First, you don’t put your left hand under the grip, or butt, of the gun. The Desert Eagle magazine is “floating” and needs to self position. It actually hangs out of the gun an 1/8″ or so on my test gun. If you hold your left hand under the magazine, pushing up, it exerts pressure on the bottom of the barrel and the slows down the action, absorbing some of the force needed to strip the next round and lock it up reliably. Put your left hand on the left side of the gun and around your right hand fingers on the front of the grip, the way you would grip a 1911.
You also don’t let the gun roll backwards with the recoil. Just the opposite in fact. The Desert Eagle prefers that you muscle the recoil down as much as possible. Any limp wristing or failure to absorb the recoil will, again, make the gun fail to correctly lock up. It isn’t that the gun is unreliable. It is just quirky and requires a lot of physical strength and size to work good. . A firm stance, a firm grip, muscling the recoil ,and the Desert Eagle works flawlessly.
The first generation of Desert Eagles that came into the country were known for failures, so it is important to get one of the second generation guns that are currently being made. They have the rail on the top for a handgun scope. This is a gas operated gun, not purely recoil operated, so you have to keep it clean. The back of the manual has several warnings to clean the gas piston and inside the chamber, and to keep it lubricated. Unlike a revolver, all of that force in the .44 Magnum cartridge moves stuff around in the Desert Eagle, and the violence makes for a high maintenance gun, as modern guns go.
One of the nice things about the Desert Eagle is its quick detach barrel system. You just push the button, flip the lever, and the barrel lifts up and out. You don’t need to have the slide locked back or the trigger pulled, or even the magazine out. So to clean the gun is simple, and once you understand how it works (took me a bit), getting it back together is just as easy.
As you can see from the pictures, I was able to test the Desert Eagle with my new Ransom Rest. If you don’t know this great tool, it is a machine rest for handguns. The vice mechanism is meant to replicate the way a gun works in the human hand. It works quite well, but I was not able to utilize it to its full potential. The groups you see in the pictures, just about 2 inches at 25 yards, are much better than I could do offhand, but when examining the video of the shots, I noticed that when I slowed it down the board that the rest is mounted to was not as stable as I had thought.
Fortunately Kahr, who owns Magnum Research and the Desert Eagle, has allowed us to hold on to this gun for a while so we will return with better results in the future. Even with these results it is clear that if you can handle the big Desert Eagle .44 Magnum, and if you are able to fire it accurately, it is in fact a precision firearm and won’t let you down in the accuracy department.

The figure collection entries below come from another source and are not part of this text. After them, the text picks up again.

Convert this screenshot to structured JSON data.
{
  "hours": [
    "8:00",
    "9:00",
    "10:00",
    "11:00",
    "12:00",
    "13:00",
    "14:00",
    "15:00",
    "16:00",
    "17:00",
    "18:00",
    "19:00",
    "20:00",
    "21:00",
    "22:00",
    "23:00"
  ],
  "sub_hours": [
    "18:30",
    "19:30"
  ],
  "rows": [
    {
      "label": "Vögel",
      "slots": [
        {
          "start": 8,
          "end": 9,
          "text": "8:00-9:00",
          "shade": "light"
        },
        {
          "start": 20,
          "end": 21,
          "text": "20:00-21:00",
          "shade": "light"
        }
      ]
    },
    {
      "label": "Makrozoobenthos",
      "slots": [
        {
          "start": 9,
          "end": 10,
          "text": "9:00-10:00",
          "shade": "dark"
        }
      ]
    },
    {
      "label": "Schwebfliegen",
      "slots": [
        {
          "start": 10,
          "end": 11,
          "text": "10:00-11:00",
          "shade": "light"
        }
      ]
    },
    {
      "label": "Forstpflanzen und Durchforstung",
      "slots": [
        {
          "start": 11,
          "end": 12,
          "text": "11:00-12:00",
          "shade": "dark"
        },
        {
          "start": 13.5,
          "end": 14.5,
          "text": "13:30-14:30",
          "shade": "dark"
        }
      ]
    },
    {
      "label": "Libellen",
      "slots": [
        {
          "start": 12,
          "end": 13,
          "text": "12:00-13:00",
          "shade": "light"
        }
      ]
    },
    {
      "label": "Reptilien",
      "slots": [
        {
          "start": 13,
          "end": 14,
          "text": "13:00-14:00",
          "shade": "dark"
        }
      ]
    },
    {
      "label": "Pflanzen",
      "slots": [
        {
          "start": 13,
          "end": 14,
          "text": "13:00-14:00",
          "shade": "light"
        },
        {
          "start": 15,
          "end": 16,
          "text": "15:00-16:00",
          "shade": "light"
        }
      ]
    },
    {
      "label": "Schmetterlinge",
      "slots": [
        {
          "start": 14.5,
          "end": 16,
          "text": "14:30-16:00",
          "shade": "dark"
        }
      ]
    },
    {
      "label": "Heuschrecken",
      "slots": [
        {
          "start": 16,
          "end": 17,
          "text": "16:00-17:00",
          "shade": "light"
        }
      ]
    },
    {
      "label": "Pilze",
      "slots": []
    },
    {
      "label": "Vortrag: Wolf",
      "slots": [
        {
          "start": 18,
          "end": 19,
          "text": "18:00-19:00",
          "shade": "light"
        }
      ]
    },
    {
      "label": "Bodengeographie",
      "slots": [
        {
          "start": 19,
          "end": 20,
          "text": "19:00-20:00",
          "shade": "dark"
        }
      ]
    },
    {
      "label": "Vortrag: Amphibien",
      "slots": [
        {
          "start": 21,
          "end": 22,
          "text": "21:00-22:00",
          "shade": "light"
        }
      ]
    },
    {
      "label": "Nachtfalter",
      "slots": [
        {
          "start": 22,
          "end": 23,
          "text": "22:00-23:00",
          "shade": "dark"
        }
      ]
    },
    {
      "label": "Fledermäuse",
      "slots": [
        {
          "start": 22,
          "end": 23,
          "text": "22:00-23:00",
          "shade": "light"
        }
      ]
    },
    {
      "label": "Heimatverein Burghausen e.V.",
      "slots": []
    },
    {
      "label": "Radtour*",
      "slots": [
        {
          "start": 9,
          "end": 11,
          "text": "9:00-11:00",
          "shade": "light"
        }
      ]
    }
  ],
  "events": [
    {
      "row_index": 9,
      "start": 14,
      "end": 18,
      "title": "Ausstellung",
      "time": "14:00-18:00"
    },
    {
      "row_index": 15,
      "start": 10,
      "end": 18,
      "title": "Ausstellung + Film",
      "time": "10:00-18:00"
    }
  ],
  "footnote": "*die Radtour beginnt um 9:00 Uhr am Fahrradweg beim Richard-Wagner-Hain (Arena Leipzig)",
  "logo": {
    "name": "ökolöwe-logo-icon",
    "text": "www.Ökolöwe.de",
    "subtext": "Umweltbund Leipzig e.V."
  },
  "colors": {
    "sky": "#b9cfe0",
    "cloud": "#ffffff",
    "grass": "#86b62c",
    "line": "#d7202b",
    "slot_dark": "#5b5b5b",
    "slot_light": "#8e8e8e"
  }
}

The Desert Eagle isn’t for everyone. It is a huge gun, not terribly concealable, and requires a large physique (or a small physique with freakishly large hands) and a good deal of brute strength to operate properly. The .50AE version is the most famous, but from a gun guy standpoint, I consider this more an ego gun or novelty more than anything else. The .44 Magnum version, however, is a viable alternative for handgun hunting, dangerous game, and personal or home defense for the person who can handle one. It is an elegant gun in many ways and there is no other gun like it. If you have a chance, see if you can find a rental Desert Eagle and give it a try. You may find that the gun everyone finds so fascinating is your new favorite gun toy. It is mine.